The bear, known as Major William Wilberforce, soared 36km (22 miles) above Earth beneath a helium weather balloon, before plummeting back down at an initial acceleration of 9.81m (32 feet) per second once the balloon had burst.
The school has used the footage from Major William’s onboard selfie cam to make a short film of his heroic journey, noting the equivalent heights of various landmarks passed during his 108-minute ascent and giving pupils some thrilling views of Earth from above.
Fortunately for Major William, his ignominious crash back down to Earth in a barley field 16 miles away from the launch site, and his subsequent tussle with a combine harvester, wasn’t captured by the camera.
A failure in his GPS tracking system meant the bear lay unnoticed in a field in Raywell, west of Hull, for 50 days, until being spotted by farmer Richard Thompson, who happens to be a former Pocklington School pupil.
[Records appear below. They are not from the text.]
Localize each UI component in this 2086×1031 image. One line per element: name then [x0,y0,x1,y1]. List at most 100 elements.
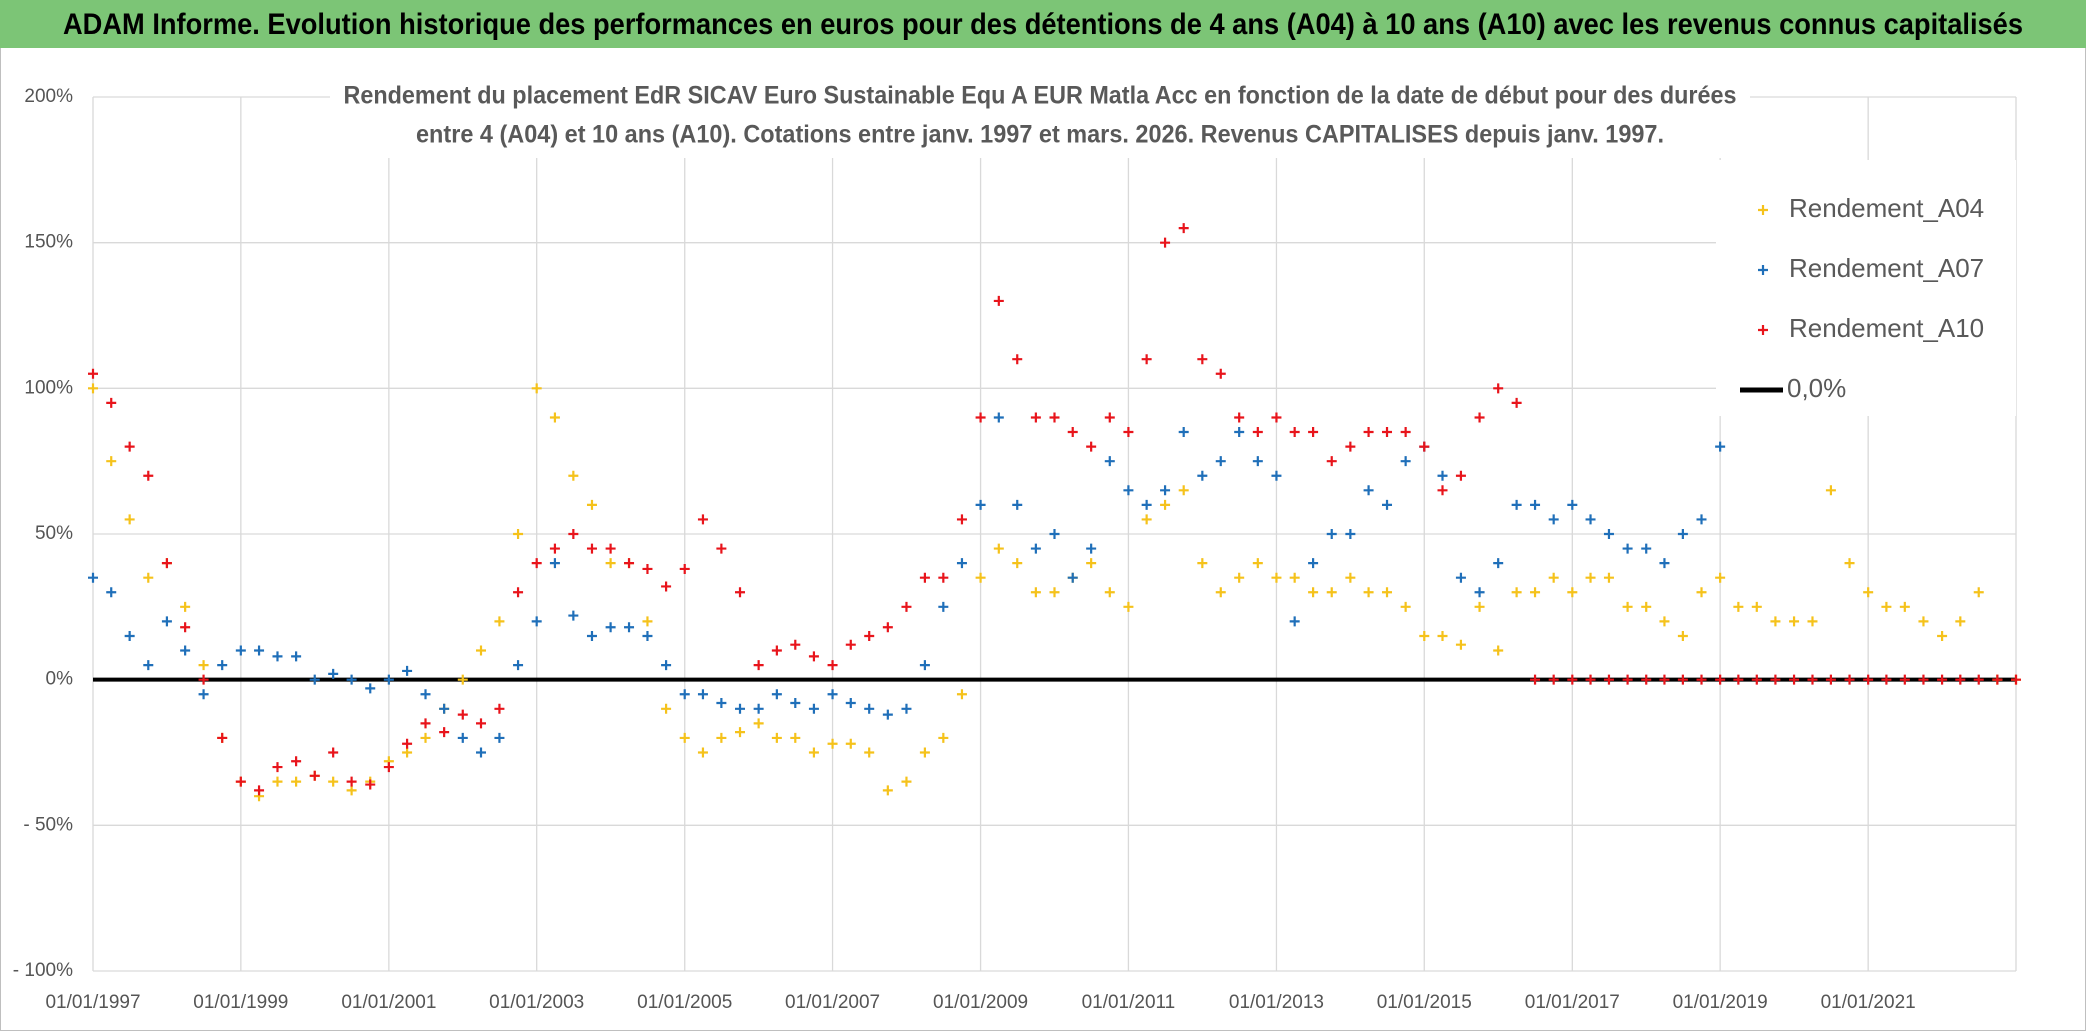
point [1677,674,1688,685]
point [309,674,320,685]
point [1345,529,1356,539]
point [1973,587,1984,598]
point [1363,485,1374,496]
point [1844,558,1855,569]
point [291,776,302,787]
x-tick-label: 01/01/2021 [1821,992,1916,1013]
point [735,703,746,714]
y-tick-label: 150% [24,232,73,253]
point [1252,558,1263,569]
point [88,383,98,394]
point [124,630,135,641]
point [531,558,542,569]
point [1641,601,1652,612]
point [642,630,653,641]
point [605,558,616,569]
point [1696,674,1707,685]
point [1160,237,1171,248]
point [1141,354,1152,365]
point [143,470,154,481]
legend-label: Rendement_A07 [1789,253,1984,283]
point [1622,674,1633,685]
point [753,718,764,729]
point [901,601,912,612]
subtitle-box [330,78,1750,158]
point [679,732,690,743]
point [1567,499,1578,510]
point [291,651,302,662]
point [1789,674,1800,685]
point [494,732,505,743]
point [272,776,283,787]
point [975,572,986,583]
point [1141,514,1152,525]
point [1215,368,1226,379]
point [808,703,819,714]
x-tick-label: 01/01/2003 [489,992,584,1013]
point [549,543,560,554]
point [1603,529,1614,539]
point [642,616,653,627]
point [1289,572,1300,583]
point [1141,499,1152,510]
point [1086,441,1097,452]
point [1881,674,1892,685]
point [586,499,597,510]
point [1622,601,1633,612]
legend-label: 0,0% [1787,373,1846,403]
point [1918,616,1929,627]
point [1234,572,1245,583]
point [420,732,431,743]
point [901,703,912,714]
point [1530,587,1541,598]
point [328,747,339,758]
point [1104,587,1115,598]
y-tick-label: 100% [24,377,73,398]
x-tick-label: 01/01/2011 [1082,992,1176,1013]
point [993,295,1004,306]
point [845,738,856,749]
point [254,785,265,796]
point [1585,514,1596,525]
point [716,543,727,554]
point [309,770,320,781]
point [365,683,376,694]
legend-box [1716,160,2016,416]
point [1825,485,1836,496]
point [1400,601,1411,612]
point [827,689,838,700]
point [1992,674,2003,685]
point [753,703,764,714]
point [106,397,117,408]
point [143,572,154,583]
point [1641,543,1652,554]
point [661,703,672,714]
point [716,697,727,708]
point [993,412,1004,423]
point [420,689,431,700]
point [1733,601,1744,612]
point [1603,572,1614,583]
point [790,697,801,708]
point [1160,485,1171,496]
point [439,727,450,738]
point [1474,412,1485,423]
point [1696,514,1707,525]
point [1067,572,1078,583]
point [1863,674,1874,685]
point [1677,630,1688,641]
point [402,738,413,749]
point [1289,616,1300,627]
point [938,601,949,612]
point [864,747,875,758]
point [568,610,579,621]
point [864,703,875,714]
point [457,709,468,720]
point [1049,412,1060,423]
point [346,674,357,685]
point [365,779,376,790]
point [975,412,986,423]
point [143,660,154,671]
point [697,514,708,525]
point [346,785,357,796]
He said: “I spotted the little teddy bear and his parachute as I was about to go over it with the combine. When I read the labels and realized he was from my old school, it was quite a surprise.
“I’m glad he landed in my field because he could easily have landed somewhere inaccessible and never been seen again. I was pleased to be able to get him back to the school.”
Patrick Allen, Pocklington Prep School’s Head of ICT and ‘Mission Controller’, documented Major William’s adventure in the 13-minute account of the mission, SPACEBEAR The Movie.
He said: “Our pupils were so excited to hear Major William had survived to tell the tale. We had a worrying few weeks when transmission was lost, so there was huge relief that he, and his footage, survived.
“The space project has inspired real enthusiasm in the children. They were involved in every step of the mission’s preparation and to see it come to fruition so successfully is invaluable educationally.’